Let's instead randomize the ordering of the dataset and then sort the Dataframe by the distance column. This way, all of the living spaces with the same number of bedrooms will still be at the top of the Dataframe but will be in random order across the first 461 rows. We've already done the first step of setting the random seed, so we can perform answer checking on our end.

In [66]:
import numpy as np
np.random.seed(1)

rand_order = np.random.permutation(len(dc_listings))
dc_listings = dc_listings.loc[rand_order]
dc_listings = dc_listings.sort_values('distance')
print(dc_listings.iloc[0:10]['price'])

577     $185.00 
2166    $180.00 
3631    $175.00 
71      $128.00 
1011    $115.00 
380     $219.00 
943     $125.00 
3107    $250.00 
1499     $94.00 
625     $150.00 
Name: price, dtype: object


# 7. Average Price

Before we can select the 5 most similar living spaces and compute the average price, we need to clean the price column. Right now, the price column contains comma characters (,) and dollar sign characters and is formatted as a text column instead of a numeric one. We need to remove these values and convert the entire column to the float datatype. Then, we can calculate the average price

In [67]:
no_commas = dc_listings['price'].str.replace(',','')
no_dolla_sign = no_commas.str.replace('$','').astype('float')
dc_listings.price = no_dolla_sign

In [72]:
mean_price = dc_listings.price[0:5].mean()
mean_price

156.6

# 8. Function to Make Predictions
Congrats! You've just made your first prediction! Based on the average price of other listings that accommdate 3 people, we should charge 156.6 dollars per night for a guest to stay at our living space. In the next mission, we'll dive into evaluating how good of a prediction this is.

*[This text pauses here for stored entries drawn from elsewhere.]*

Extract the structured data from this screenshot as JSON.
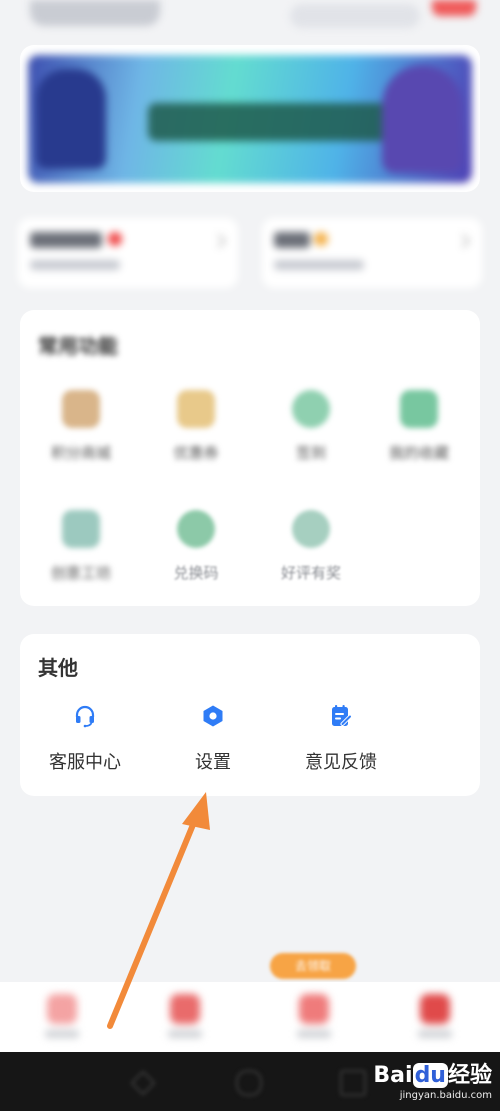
{
  "common": {
    "title": "常用功能",
    "items": [
      {
        "label": "积分商城",
        "icon": "coins-icon",
        "color": "#d9b58a"
      },
      {
        "label": "优惠券",
        "icon": "coupon-icon",
        "color": "#e8c98a"
      },
      {
        "label": "签到",
        "icon": "checkin-icon",
        "color": "#8fd0b0"
      },
      {
        "label": "我的收藏",
        "icon": "collection-icon",
        "color": "#78c7a0"
      },
      {
        "label": "创意工坊",
        "icon": "workshop-icon",
        "color": "#9cc9bf"
      },
      {
        "label": "兑换码",
        "icon": "redeem-code-icon",
        "color": "#8cc9a8"
      },
      {
        "label": "好评有奖",
        "icon": "review-reward-icon",
        "color": "#a6cfc0"
      }
    ]
  },
  "other": {
    "title": "其他",
    "items": [
      {
        "label": "客服中心",
        "icon": "headset-icon"
      },
      {
        "label": "设置",
        "icon": "gear-icon"
      },
      {
        "label": "意见反馈",
        "icon": "feedback-icon"
      }
    ],
    "accent_color": "#2f7cf6"
  },
  "bottom_tabs": [
    {
      "label": "首页",
      "icon": "home-icon"
    },
    {
      "label": "分类",
      "icon": "category-icon"
    },
    {
      "label": "消息",
      "icon": "message-icon"
    },
    {
      "label": "我的",
      "icon": "profile-icon"
    }
  ],
  "center_pill": "去领取",
  "watermark": {
    "brand": "Bai",
    "brand_paw": "du",
    "suffix": "经验",
    "url": "jingyan.baidu.com"
  },
  "colors": {
    "arrow": "#f28a3a",
    "background": "#f2f3f5",
    "card": "#ffffff"
  }
}
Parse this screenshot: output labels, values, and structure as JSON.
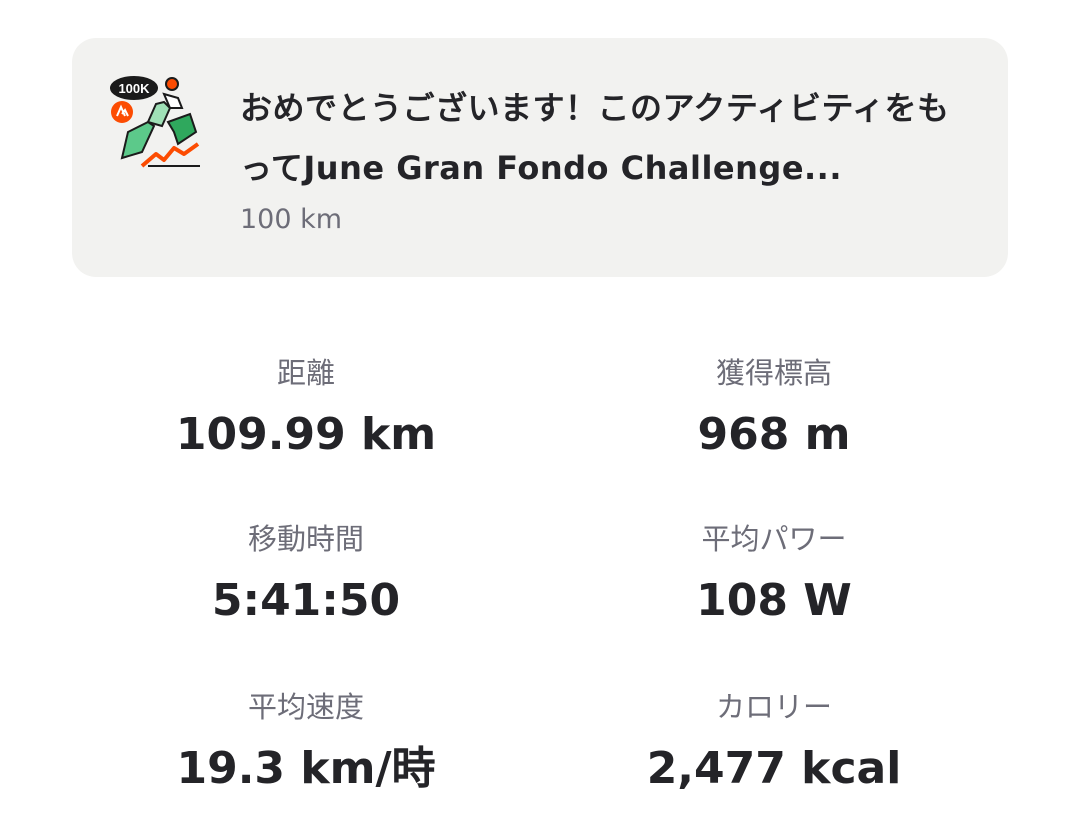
{
  "challenge": {
    "title": "おめでとうございます！このアクティビティをもってJune Gran Fondo Challenge...",
    "subtitle": "100 km",
    "badge_icon": "challenge-badge-100k-icon",
    "badge_text": "100K"
  },
  "stats": [
    {
      "label": "距離",
      "value": "109.99 km"
    },
    {
      "label": "獲得標高",
      "value": "968 m"
    },
    {
      "label": "移動時間",
      "value": "5:41:50"
    },
    {
      "label": "平均パワー",
      "value": "108 W"
    },
    {
      "label": "平均速度",
      "value": "19.3 km/時"
    },
    {
      "label": "カロリー",
      "value": "2,477 kcal"
    }
  ],
  "colors": {
    "card_background": "#f2f2f0",
    "badge_green": "#3dbf6e",
    "badge_orange": "#fc4c02",
    "text_primary": "#242428",
    "text_secondary": "#6d6d78"
  }
}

Let's write a more general function that can suggest the optimal price for other values of the accommodates column. The dc_listings Dataframe has information specific to our living space, e.g. the distance column. To save you time, we've reset the dc_listings Dataframe to a clean slate and only kept the data cleaning and randomization we did since those weren't unique to the prediction we were making for our living space.

In [85]:
# Brought along the changes we made to the `dc_listings` Dataframe.
import numpy as np
np.random.seed(1)
dc_listings = pd.read_csv('dc_airbnb.csv')
stripped_commas = dc_listings['price'].str.replace(',', '')
stripped_dollars = stripped_commas.str.replace('$', '')
dc_listings['price'] = stripped_dollars.astype('float')
dc_listings = dc_listings.loc[np.random.permutation(len(dc_listings))]

def predict_price(new_listing,k):
    temp_df = dc_listings
    temp_df['distance'] = temp_df['accommodates'].apply(lambda x: np.abs(x - new_listing))
    temp_df = temp_df.sort_values('distance')
    nearest_neighbors = temp_df.iloc[0:k]['price']
    predicted_price = nearest_neighbors.mean()
    return(predicted_price)

acc_one = predict_price(1,5)
acc_two = predict_price(2,5)
acc_four = predict_price(4,5)
print(acc_one)
print(acc_two)
print(acc_four)

68.0
112.8
124.8